Give us a rundown of a typical day…
A couple of hours editing or writing sets up the day. The Spokesman journal, as a quarterly, imposes its own timetable. Talk with colleagues, delve in the archives, meet visitors and tour the Russell Press, walk in Vernon Park. Happily, days vary quite a bit. At the moment, we’ve just finished preparing for a big conference in Berlin, organised by the International Peace Bureau, where they are interested in socially useful production and conversion from military manufacturing, as featured in the current issue of The Spokesman. Our main criterion for publication in The Spokesman is interesting content. That’s the key to Russell’s growing readership.


How many trips do you make a year?
I usually make two or three trips a year representing the Foundation. Recently, I visited the Russell Archives at McMaster University in Canada, and also attended the annual meeting of the Bertrand Russell Society in Rochester, New York State, where I spoke about Russell in China. The Russell Society would like to stage an event in London in 2017, and we’re keen to help.

China isn’t a country that naturally springs to mind when you think of Bertrand Russell…
In September 2015, I visited at the invitation of Commercial Press, who have published Russell in China more or less continuously since 1920. He is very popular there, with History of Western Philosophy on high school and university reading lists.

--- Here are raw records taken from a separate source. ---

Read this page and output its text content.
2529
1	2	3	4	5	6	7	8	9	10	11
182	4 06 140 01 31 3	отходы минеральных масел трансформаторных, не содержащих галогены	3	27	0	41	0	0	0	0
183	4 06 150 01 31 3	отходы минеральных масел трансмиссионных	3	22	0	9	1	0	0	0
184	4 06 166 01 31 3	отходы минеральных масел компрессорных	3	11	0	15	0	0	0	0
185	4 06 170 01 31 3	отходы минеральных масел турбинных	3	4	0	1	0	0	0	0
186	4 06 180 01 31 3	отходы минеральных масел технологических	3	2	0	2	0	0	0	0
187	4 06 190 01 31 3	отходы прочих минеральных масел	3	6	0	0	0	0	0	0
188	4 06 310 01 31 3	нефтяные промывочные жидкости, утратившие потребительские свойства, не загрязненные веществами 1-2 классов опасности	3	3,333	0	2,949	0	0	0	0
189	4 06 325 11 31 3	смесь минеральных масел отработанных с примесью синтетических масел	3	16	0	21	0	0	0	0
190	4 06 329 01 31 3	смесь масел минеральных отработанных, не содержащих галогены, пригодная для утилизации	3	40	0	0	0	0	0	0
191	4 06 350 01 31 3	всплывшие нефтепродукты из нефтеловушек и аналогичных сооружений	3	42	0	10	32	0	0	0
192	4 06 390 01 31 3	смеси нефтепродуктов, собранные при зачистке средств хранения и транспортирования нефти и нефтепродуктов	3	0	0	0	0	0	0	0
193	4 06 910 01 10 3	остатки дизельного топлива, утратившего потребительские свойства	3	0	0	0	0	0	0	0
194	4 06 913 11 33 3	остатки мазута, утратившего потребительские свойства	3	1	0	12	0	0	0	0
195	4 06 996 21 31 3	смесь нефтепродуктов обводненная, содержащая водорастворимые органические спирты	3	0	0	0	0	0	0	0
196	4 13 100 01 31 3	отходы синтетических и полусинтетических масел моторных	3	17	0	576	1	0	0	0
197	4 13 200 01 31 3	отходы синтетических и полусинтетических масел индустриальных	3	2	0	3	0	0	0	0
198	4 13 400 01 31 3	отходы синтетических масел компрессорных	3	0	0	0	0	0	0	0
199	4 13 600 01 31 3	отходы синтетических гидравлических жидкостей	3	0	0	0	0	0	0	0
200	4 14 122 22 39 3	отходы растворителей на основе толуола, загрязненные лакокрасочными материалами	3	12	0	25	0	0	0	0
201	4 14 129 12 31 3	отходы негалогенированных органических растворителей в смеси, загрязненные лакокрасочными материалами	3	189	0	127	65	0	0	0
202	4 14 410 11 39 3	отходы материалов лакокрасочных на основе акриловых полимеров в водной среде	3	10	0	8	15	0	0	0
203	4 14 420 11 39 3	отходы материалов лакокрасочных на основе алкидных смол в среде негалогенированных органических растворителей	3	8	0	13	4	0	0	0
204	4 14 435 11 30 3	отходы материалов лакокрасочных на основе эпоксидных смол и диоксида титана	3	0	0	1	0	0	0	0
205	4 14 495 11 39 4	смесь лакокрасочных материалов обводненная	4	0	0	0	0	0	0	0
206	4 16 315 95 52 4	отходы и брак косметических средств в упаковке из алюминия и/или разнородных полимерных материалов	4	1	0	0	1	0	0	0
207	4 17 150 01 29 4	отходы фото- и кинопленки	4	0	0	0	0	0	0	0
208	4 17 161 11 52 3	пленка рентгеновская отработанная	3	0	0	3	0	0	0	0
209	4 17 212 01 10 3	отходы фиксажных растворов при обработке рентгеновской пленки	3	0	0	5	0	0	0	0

Apparently, Russell facilitates all sorts of discussion in China, including topics which might otherwise be regarded as taboo, such as homosexuality.

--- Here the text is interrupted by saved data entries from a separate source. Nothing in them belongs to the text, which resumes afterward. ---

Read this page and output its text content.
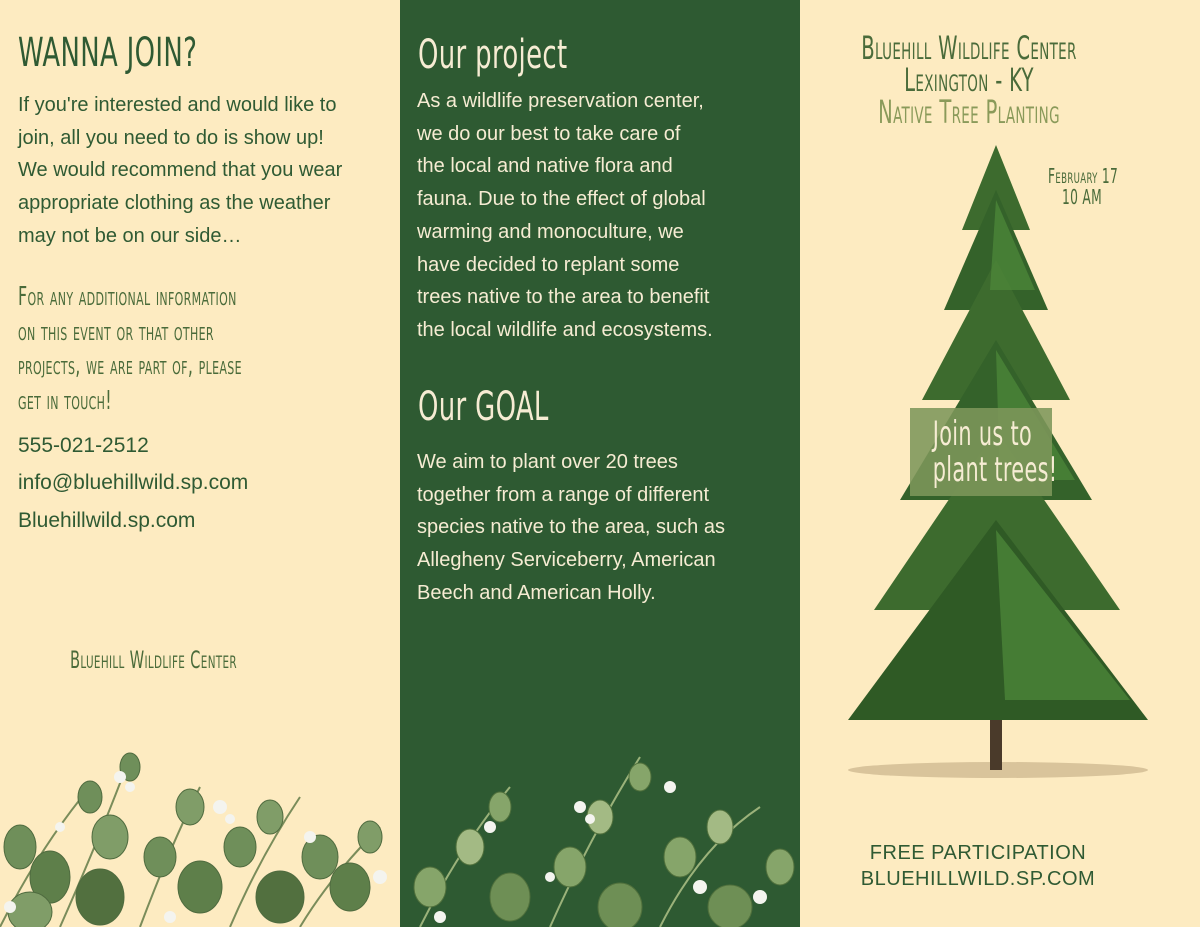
WANNA JOIN?
If you're interested and would like to
join, all you need to do is show up!
We would recommend that you wear
appropriate clothing as the weather
may not be on our side…
For any additional information
on this event or that other
projects, we are part of, please
get in touch!
555-021-2512
info@bluehillwild.sp.com
Bluehillwild.sp.com
Bluehill Wildlife Center
Our project
As a wildlife preservation center,
we do our best to take care of
the local and native flora and
fauna. Due to the effect of global
warming and monoculture, we
have decided to replant some
trees native to the area to benefit
the local wildlife and ecosystems.
Our GOAL
We aim to plant over 20 trees
together from a range of different
species native to the area, such as
Allegheny Serviceberry, American
Beech and American Holly.
Bluehill Wildlife Center
Lexington - KY
Native Tree Planting
February 17
10 AM
Join us to
plant trees!
FREE PARTICIPATION
BLUEHILLWILD.SP.COM
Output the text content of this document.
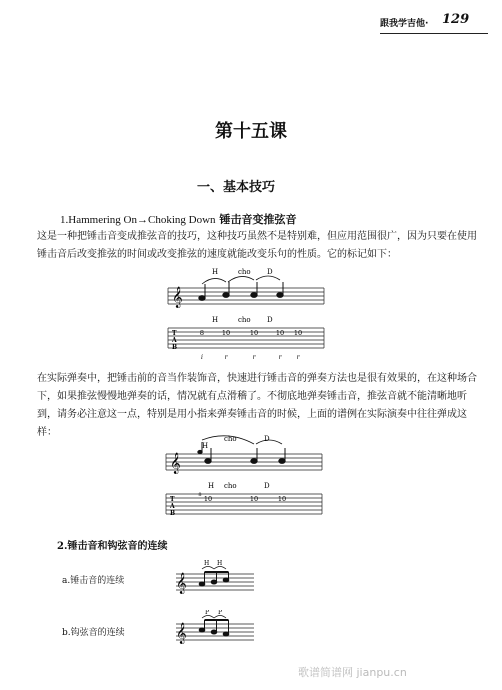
跟我学吉他· 129
第十五课
一、基本技巧
1.Hammering On→Choking Down 锤击音变推弦音
这是一种把锤击音变成推弦音的技巧，这种技巧虽然不是特别难，但应用范围很广，因为只要在使用锤击音后改变推弦的时间或改变推弦的速度就能改变乐句的性质。它的标记如下：
𝄞
H	cho D
H	cho D
T
A
B
8	10	10	10 10
i	r	r	r	r
在实际弹奏中，把锤击前的音当作装饰音，快速进行锤击音的弹奏方法也是很有效果的，在这种场合下，如果推弦慢慢地弹奏的话，情况就有点滑稽了。不彻底地弹奏锤击音，推弦音就不能清晰地听到，请务必注意这一点，特别是用小指来弹奏锤击音的时候，上面的谱例在实际演奏中往往弹成这样：
𝄞
H
cho	D
H cho	D
T
A
B
8 10	10	10
2.锤击音和钩弦音的连续
a.锤击音的连续	𝄞
H H
b.钩弦音的连续	𝄞
P P
歌谱简谱网 jianpu.cn
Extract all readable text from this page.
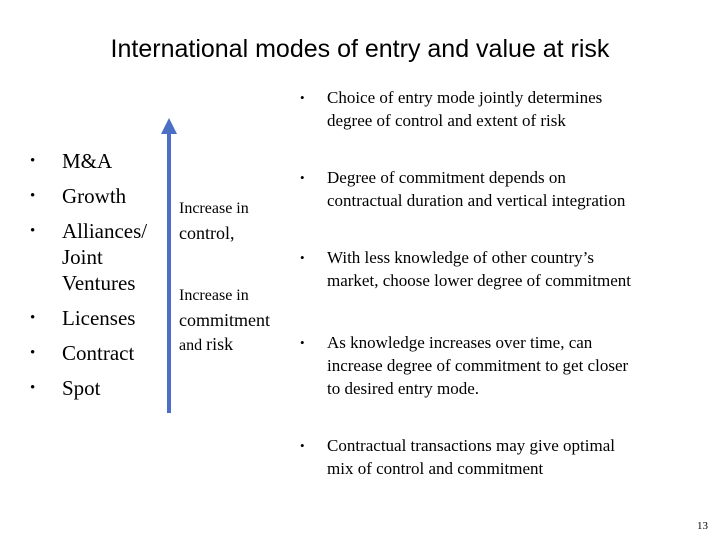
International modes of entry and value at risk
• M&A
• Growth
• Alliances/ Joint Ventures
• Licenses
• Contract
• Spot
Increase in
control,
Increase in
commitment
and risk
• Choice of entry mode jointly determines
degree of control and extent of risk
• Degree of commitment depends on
contractual duration and vertical integration
• With less knowledge of other country’s
market, choose lower degree of commitment
• As knowledge increases over time, can
increase degree of commitment to get closer
to desired entry mode.
• Contractual transactions may give optimal
mix of control and commitment
13
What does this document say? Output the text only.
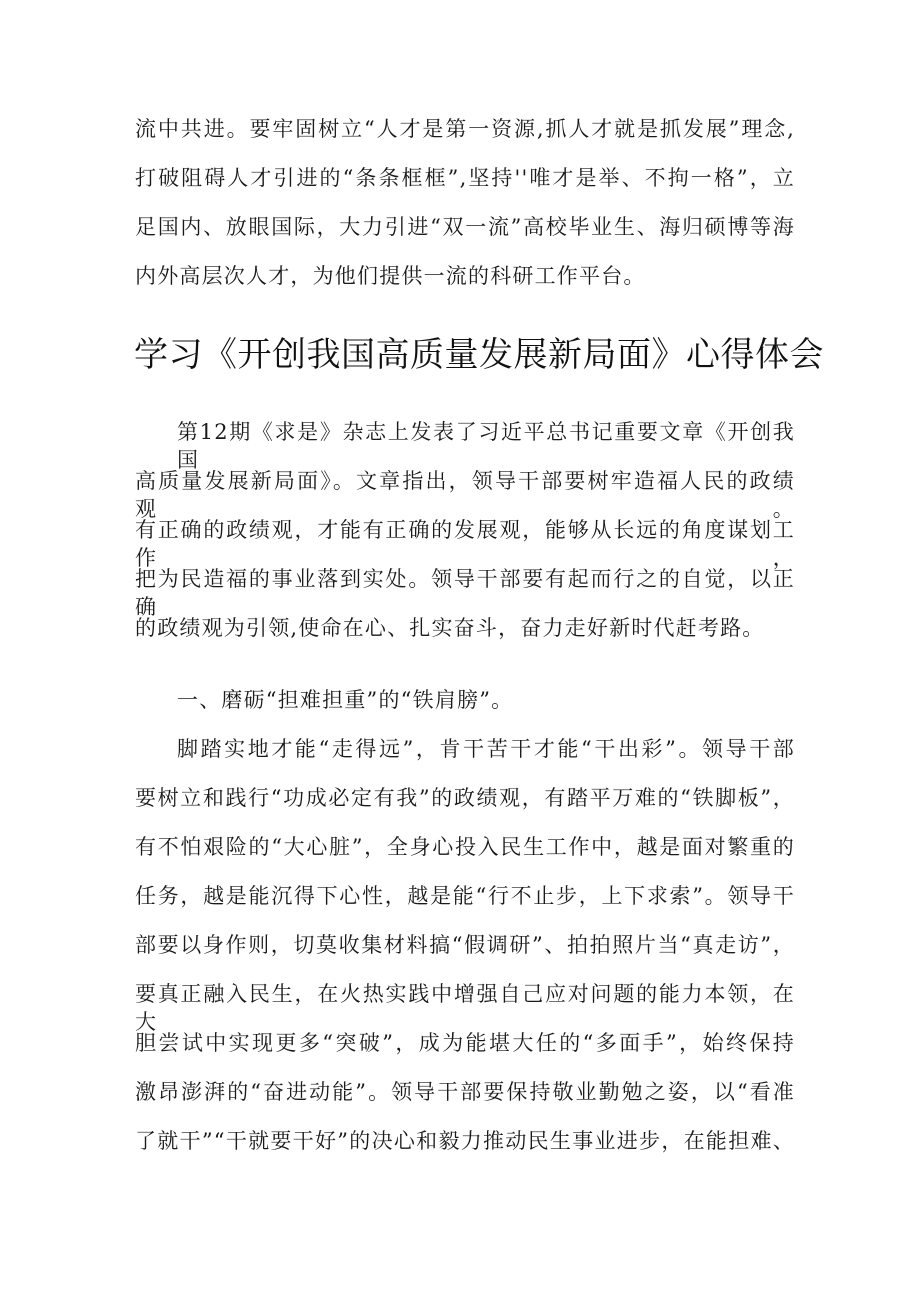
流中共进。要牢固树立“人才是第一资源,抓人才就是抓发展”理念,
打破阻碍人才引进的“条条框框”,坚持''唯才是举、不拘一格”，立
足国内、放眼国际，大力引进“双一流”高校毕业生、海归硕博等海
内外高层次人才，为他们提供一流的科研工作平台。
学习《开创我国高质量发展新局面》心得体会
第12期《求是》杂志上发表了习近平总书记重要文章《开创我国
高质量发展新局面》。文章指出，领导干部要树牢造福人民的政绩观。
有正确的政绩观，才能有正确的发展观，能够从长远的角度谋划工作，
把为民造福的事业落到实处。领导干部要有起而行之的自觉，以正确
的政绩观为引领,使命在心、扎实奋斗，奋力走好新时代赶考路。
一、磨砺“担难担重”的“铁肩膀”。
脚踏实地才能“走得远”，肯干苦干才能“干出彩”。领导干部
要树立和践行“功成必定有我”的政绩观，有踏平万难的“铁脚板”，
有不怕艰险的“大心脏”，全身心投入民生工作中，越是面对繁重的
任务，越是能沉得下心性，越是能“行不止步，上下求索”。领导干
部要以身作则，切莫收集材料搞“假调研”、拍拍照片当“真走访”，
要真正融入民生，在火热实践中增强自己应对问题的能力本领，在大
胆尝试中实现更多“突破”，成为能堪大任的“多面手”，始终保持
激昂澎湃的“奋进动能”。领导干部要保持敬业勤勉之姿，以“看准
了就干”“干就要干好”的决心和毅力推动民生事业进步，在能担难、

Commercial Press are part of China Publishing Group, who send people to study at Nottingham Trent University. These young publishers were supportive of Nottingham’s bid for UNESCO City of Literature, and sent photographs of themselves at various locations around Beijing, reading These Seven, the collection by local authors supporting the successful bid, which Russell Press printed and stores.  

Russell resonates strongly in Japan too…
In 2011, the year of the Fukushima nuclear reactor explosion, I went to Hiroshima and Nagasaki for the annual conference commemorating the atomic bombings of those cities. At the Peace Museum in Nagasaki, I felt someone watching me. Then I saw Bertie sucking his pipe. He was included in the display about the Russell-Einstein Manifesto of 1955, which gave rise to the Pugwash movement of scientists and others, which continues to highlight the threats posed by nuclear and other weapons of mass destruction. In his discussion of the Manifesto, Russell noted the radioactive fallout which killed Japanese fishermen aboard The Lucky Dragon, following the US hydrogen bomb test at Bikini Atoll in the Pacific Ocean in 1952. A Japanese Nobel Laureate was among the original signatories of the manifesto.      

You’ve debated issues regarding Trident in The Spokesman but the government recently voted in favour of renewal by 355 votes. How do you feel about this?
I’ve just returned from holidays in Ireland where they’re commemorating the 1916 Easter Rising against British rule. At that time, the Royal Navy used to shelter in Bantry Bay. In the twenties, Ireland won its independence at great cost. Neutral Ireland has no nuclear weapons and few conventional ones. In 1947, it declined the invitation to join the Nuclear Armed Treaty Organisation that is NATO. So the UK position is anomalous in spending tens of billions of pounds to threaten mass death at the bidding of the US, which owns the missiles and runs NATO, to which the nukes are dedicated.

The current Vanguard submarines are clapped out, as Able Seaman Willie McNeilly reported in 2015, and the new ones will be vulnerable to detection and assault by underwater drones and other technologies. Young sailors are reluctant to join the Submarine Service for a variety of reasons. So, for a range of reasons, Parliament may well have to revisit this matter as well as the 1958 agreement between the US and the UK which governs nuclear weapons co-operation.